The Lunar New Year Gala presented a variety of performances at the Englert Theater to celebrate the New Year on January 22nd. Music, dancing and food were just some of the celebrations that ushered in the new year.

Lili Hawker

Concert goers gather in front of the Englert Theater in Iowa City on Saturday, April 9, 2022.

Lunar New Year marks the beginning of the lunar calendar – a celebration of new beginnings, reunion and family.

The holiday is honored with music, dancing and food, all of which could be found at the Englert Theater on Sunday.

The Iowa City Area Chinese Association hosted the Lunar New Year Gala, ushering in the Year of the Rabbit. The event featured nine unique performances of music and dance by local artists of all ages. The celebrations highlighted themes of togetherness, celebration and positive outlook for the new season.

Each performer spent up to a month preparing for the event. Ming Hu, a pianist, and Yaxin Sun, a singer, performed two songs together and said they first rehearsed individually and then together.

This was Hu’s third appearance at the ICACA Lunar New Year Gala and Sun’s first appearance at the gala. The gala had a wide range of performances, including traditional Chinese folk dances, choral music, children’s songs and even modern K-pop dances.

“It’s a bit like Christmas, it’s the biggest thing for us,” Hu said, referring to the lunar new year.

The Lunar New Year is celebrated with a two-week festival in many countries around the world, and it is common for students and staff to take the days off to spend time with their families.

The gala also celebrated the recognition of the Lunar New Year as a holiday now observed by the Iowa City Community School District.

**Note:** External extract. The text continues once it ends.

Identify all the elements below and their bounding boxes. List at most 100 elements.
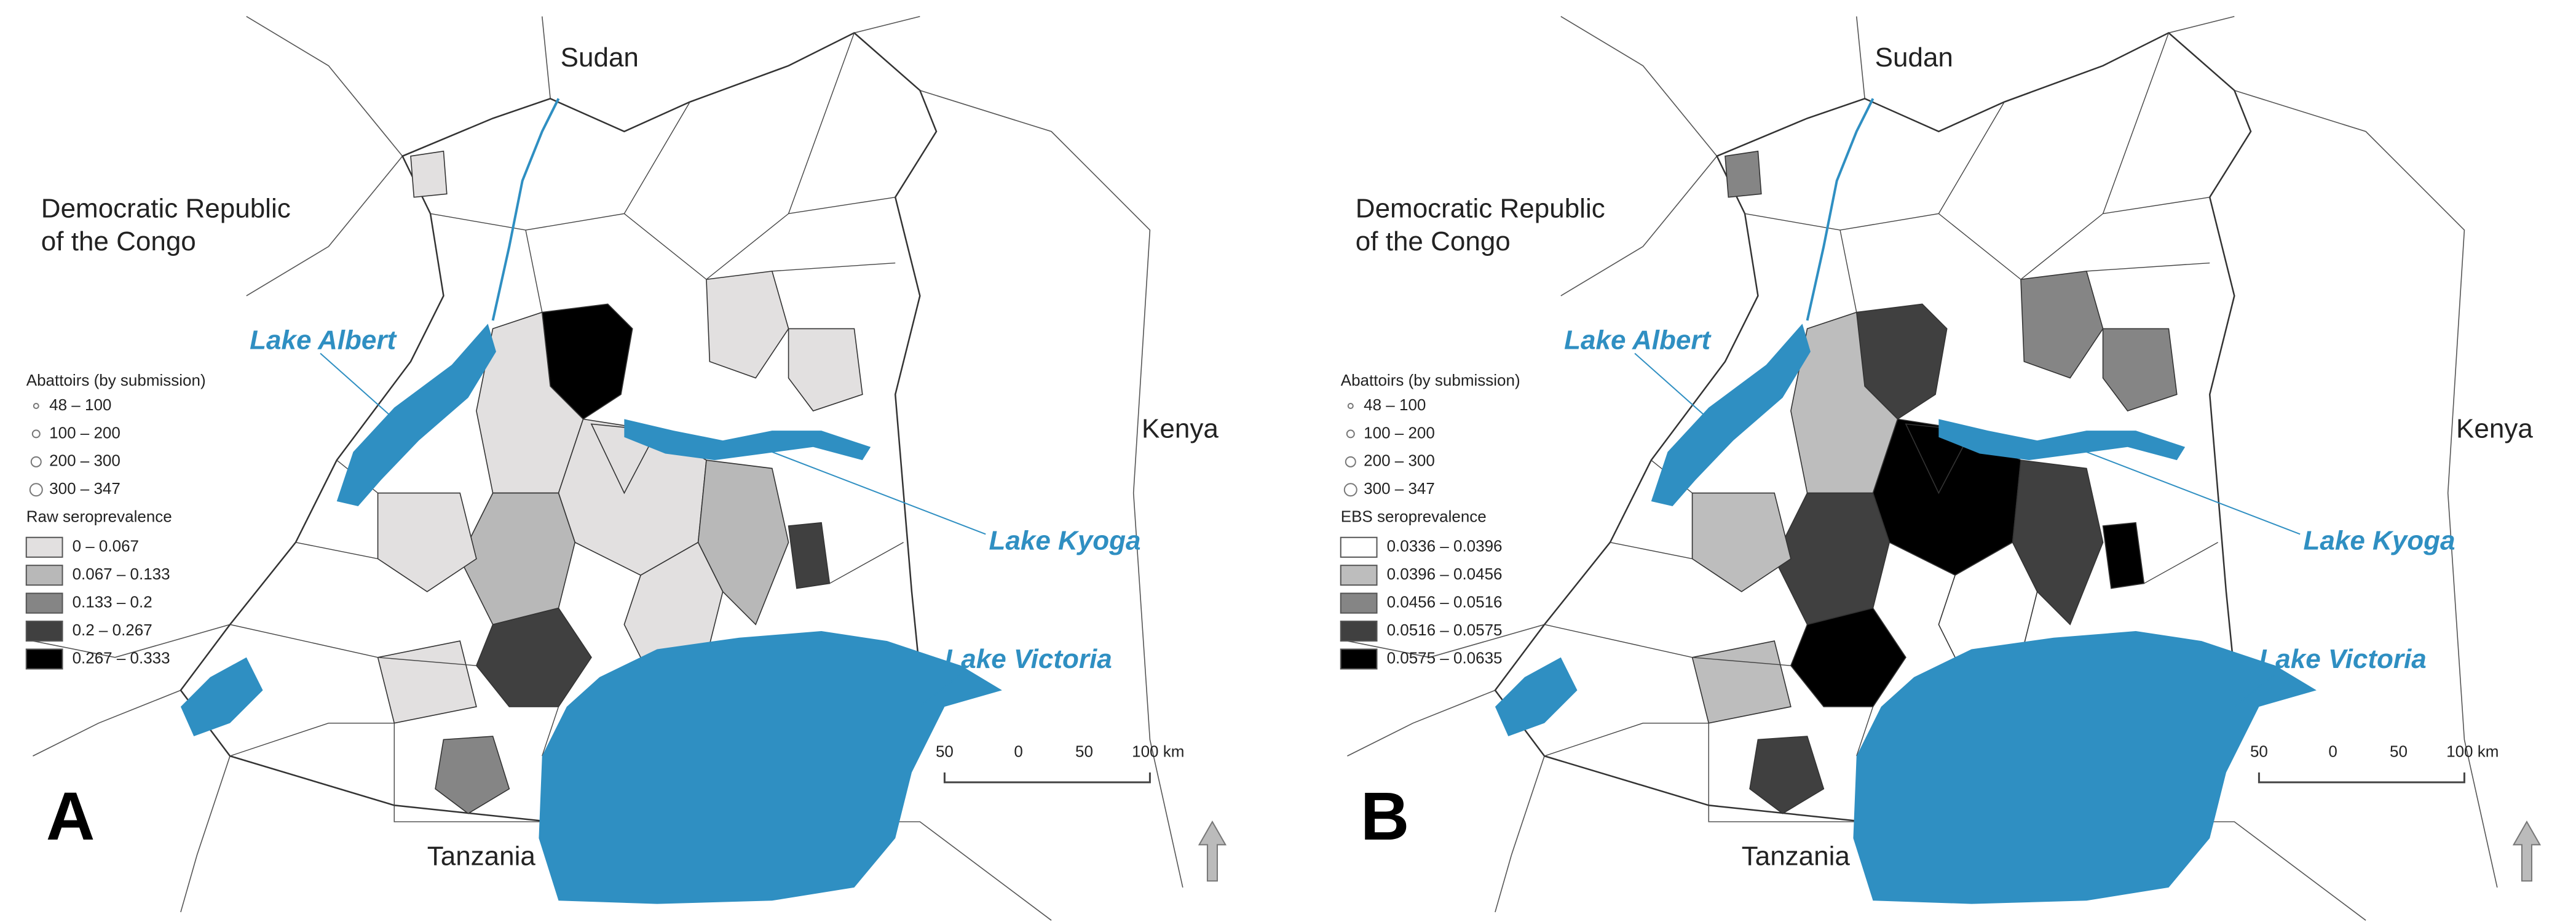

“I think the Lunar New Year is the festival I’ve been looking forward to the most in a year,” Hu said. “I see all my relatives, all my cousins.”

Hu has lived in the United States for nine years. She shared that the holidays are a difficult time to be apart from her family.

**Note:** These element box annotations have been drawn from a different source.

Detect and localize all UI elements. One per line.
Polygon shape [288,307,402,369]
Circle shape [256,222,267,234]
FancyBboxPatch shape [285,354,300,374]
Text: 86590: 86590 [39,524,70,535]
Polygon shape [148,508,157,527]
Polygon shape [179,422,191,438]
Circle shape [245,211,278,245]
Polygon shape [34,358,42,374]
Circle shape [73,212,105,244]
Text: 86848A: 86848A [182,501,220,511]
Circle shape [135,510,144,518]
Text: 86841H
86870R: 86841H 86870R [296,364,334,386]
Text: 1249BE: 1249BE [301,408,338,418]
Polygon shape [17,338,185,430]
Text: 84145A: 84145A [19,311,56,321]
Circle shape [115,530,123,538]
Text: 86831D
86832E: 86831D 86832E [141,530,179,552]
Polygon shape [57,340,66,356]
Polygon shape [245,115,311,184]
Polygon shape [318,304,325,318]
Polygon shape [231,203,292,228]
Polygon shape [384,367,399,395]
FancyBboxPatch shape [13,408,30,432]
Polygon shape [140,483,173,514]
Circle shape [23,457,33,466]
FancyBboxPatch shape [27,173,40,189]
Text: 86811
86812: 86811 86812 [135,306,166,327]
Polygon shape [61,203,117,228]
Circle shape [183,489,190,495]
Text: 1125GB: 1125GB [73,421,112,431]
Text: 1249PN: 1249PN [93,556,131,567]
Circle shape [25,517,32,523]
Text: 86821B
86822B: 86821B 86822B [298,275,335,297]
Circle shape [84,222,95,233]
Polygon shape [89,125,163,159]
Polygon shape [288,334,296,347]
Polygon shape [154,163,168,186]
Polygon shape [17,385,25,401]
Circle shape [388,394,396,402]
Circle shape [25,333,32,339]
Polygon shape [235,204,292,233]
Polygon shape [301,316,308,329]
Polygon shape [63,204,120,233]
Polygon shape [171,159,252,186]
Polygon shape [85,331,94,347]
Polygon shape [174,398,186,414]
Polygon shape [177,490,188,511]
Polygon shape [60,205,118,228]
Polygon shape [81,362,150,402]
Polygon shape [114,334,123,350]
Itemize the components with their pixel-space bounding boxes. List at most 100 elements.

“I usually just cook a nice meal with my friends,” Hu said. She said she often calls her family in the New Year because she can’t be with them in person.

Lunar New Year means something different to each person celebrating it, which the event highlighted. Each performer chose a play that meant something special to them – something they saw as a good representation of the new year.

“It’s a family reunion,” Sun said of the holiday. “Everyone brings their best wishes for the coming year.”

Sun said she spends time with extended family and enjoys celebrations like food and fireworks in the New Year.

“We’ll stay together and watch the official Chinese TV event from eight to midnight,” Sun said.

The TV program is also like the gala, Sun said. It also includes dances, performances by singers and other musicians, and more.

In the spirit of the year, the gala presented decorations with rabbit motifs, including masks and stuffed animals in bright red colours. Many participants and performers also wore red clothing in celebration and recognition of the holiday.